A preocupação não é infundada. O Parque Estadual do Prosa, que cobre cerca de 135 mil hectares e abriga fragmentos valiosos de Cerrado, está cercado por uma crescente pressão urbana. Novos empreendimentos têm despertado a reação de moradores e ambientalistas, que denunciam impactos diretos sobre a fauna silvestre, o microclima local, a circulação de ar e até a eficiência de sistemas de energia solar residencial, prejudicada pelas sombras de grandes edifícios.

Entre as sugestões feitas pelo Conselho Consultivo do Parque — e que o MPMS espera ver incorporadas à regulamentação estadual — estão limites claros à ocupação: densidade demográfica de até 120 habitantes por hectare, edificações com altura máxima de 12 metros e obrigatoriedade de ao menos 40% de área permeável nos terrenos, com possibilidade de compensação em outro imóvel. Também são propostas diretrizes para a circulação viária, exigência de compatibilidade com as metas de conservação da unidade e critérios estéticos, como o uso restrito de fachadas espelhadas, que podem causar acidentes com aves.

Além disso, a recomendação enfatiza a necessidade de controle químico rigoroso no combate a insetos e programas permanentes de erradicação de espécies invasoras — medidas cruciais para manter o equilíbrio ecológico do Cerrado, um bioma que já perdeu mais de 50% de sua cobertura original, segundo dados do MapBiomas.

A demanda por crescimento urbano, especialmente em regiões valorizadas como o entorno do Parque do Prosa, esbarra aqui num dilema estrutural que desafia cidades brasileiras há décadas: como conciliar desenvolvimento econômico com sustentabilidade ambiental?
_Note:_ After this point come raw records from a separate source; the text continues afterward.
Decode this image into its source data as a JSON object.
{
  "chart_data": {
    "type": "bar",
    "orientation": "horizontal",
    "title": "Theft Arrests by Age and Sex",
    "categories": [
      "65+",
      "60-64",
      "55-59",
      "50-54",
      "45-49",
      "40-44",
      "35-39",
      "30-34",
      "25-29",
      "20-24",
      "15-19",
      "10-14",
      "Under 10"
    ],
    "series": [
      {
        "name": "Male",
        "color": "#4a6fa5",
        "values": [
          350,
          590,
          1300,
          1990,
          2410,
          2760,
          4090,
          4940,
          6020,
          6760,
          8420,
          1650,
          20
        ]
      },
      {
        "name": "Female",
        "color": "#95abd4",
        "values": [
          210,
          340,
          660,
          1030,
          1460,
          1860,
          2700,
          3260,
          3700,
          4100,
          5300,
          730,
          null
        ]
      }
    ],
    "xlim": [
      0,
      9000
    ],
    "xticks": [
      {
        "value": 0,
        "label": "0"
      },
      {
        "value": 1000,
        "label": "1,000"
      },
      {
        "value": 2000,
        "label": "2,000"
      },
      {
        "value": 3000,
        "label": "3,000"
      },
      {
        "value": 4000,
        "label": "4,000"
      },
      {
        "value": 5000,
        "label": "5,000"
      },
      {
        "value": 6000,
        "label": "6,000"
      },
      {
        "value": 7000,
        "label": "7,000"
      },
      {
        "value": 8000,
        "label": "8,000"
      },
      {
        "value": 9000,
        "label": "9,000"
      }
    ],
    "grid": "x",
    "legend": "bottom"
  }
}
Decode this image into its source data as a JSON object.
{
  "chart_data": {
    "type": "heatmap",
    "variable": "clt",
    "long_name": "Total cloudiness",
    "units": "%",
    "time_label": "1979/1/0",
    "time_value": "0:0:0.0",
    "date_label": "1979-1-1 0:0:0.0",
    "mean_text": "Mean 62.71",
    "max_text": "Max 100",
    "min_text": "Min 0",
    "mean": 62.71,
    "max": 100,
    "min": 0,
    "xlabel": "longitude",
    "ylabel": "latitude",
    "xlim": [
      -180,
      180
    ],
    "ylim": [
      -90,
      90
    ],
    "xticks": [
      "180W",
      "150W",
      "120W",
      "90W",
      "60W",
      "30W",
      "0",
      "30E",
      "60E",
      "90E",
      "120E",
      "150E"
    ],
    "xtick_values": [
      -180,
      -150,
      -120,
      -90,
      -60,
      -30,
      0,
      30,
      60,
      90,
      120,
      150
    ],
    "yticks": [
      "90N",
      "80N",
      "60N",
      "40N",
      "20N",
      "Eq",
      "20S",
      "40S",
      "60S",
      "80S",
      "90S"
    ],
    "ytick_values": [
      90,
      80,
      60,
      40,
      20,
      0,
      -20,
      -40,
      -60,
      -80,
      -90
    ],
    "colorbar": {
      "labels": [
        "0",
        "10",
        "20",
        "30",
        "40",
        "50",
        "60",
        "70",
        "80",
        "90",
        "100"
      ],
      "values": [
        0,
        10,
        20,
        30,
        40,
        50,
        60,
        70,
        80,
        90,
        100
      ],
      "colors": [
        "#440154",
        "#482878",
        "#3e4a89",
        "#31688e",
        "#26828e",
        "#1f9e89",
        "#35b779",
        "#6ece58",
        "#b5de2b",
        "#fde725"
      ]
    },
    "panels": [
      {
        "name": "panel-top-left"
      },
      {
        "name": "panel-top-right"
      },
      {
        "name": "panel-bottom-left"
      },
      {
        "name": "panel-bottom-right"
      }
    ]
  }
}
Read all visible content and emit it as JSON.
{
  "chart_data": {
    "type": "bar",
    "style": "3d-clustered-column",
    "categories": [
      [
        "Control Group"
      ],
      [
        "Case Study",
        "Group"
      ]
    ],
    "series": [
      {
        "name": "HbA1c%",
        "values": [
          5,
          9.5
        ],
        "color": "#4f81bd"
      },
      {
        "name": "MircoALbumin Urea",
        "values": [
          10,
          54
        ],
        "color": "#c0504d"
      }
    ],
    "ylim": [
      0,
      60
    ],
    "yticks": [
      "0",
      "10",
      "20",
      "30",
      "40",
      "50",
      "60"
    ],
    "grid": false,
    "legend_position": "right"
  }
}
A resposta, embora complexa, não pode ignorar o papel fundamental das zonas de amortecimento, previstas no Sistema Nacional de Unidades de Conservação (SNUC), instituído pela Lei nº 9.985/2000. De acordo com o artigo 2º, inciso XVIII da lei, essas zonas funcionam como faixas de transição onde o uso e ocupação do solo devem ser regulados para não afetar negativamente as áreas protegidas.

A filósofa e urbanista francesa Françoise Choay, ao discutir a cidade contemporânea, já alertava para o risco da “colonização total” dos espaços urbanos pelo capital imobiliário, em detrimento das funções sociais e ambientais das cidades. O caso do Parque do Prosa parece ilustrar com precisão essa tensão.

Do ponto de vista político, a recomendação do MPMS coloca o Executivo municipal e o governo estadual sob holofotes. Caso optem por ignorá-la, poderão enfrentar não só ações judiciais, mas um desgaste público crescente. Em audiência pública recente, moradores relataram transtornos causados pelas obras, riscos de atropelamento de animais e o temor de que o “progresso” venha à custa do equilíbrio ambiental.

O episódio reacende o debate nacional sobre a urbanização desenfreada em áreas sensíveis. Não se trata de um fenômeno isolado. Em cidades como São Paulo, Brasília e Goiânia, áreas de proteção ambiental também têm sido pressionadas por interesses privados. O cientista político José Eli da Veiga, professor aposentado da USP, afirma que “não há cidade sustentável sem planejamento territorial que incorpore, de forma séria, a variável ambiental”.

A recomendação do MPMS, portanto, vai além da burocracia. É um chamado à responsabilidade coletiva diante da urgência climática e da necessidade de repensar modelos urbanos mais harmônicos com a natureza. Ignorar esse alerta é apostar na miopia política que, ao longo da história brasileira, tantas vezes sacrificou o futuro em nome de um presente imediatista.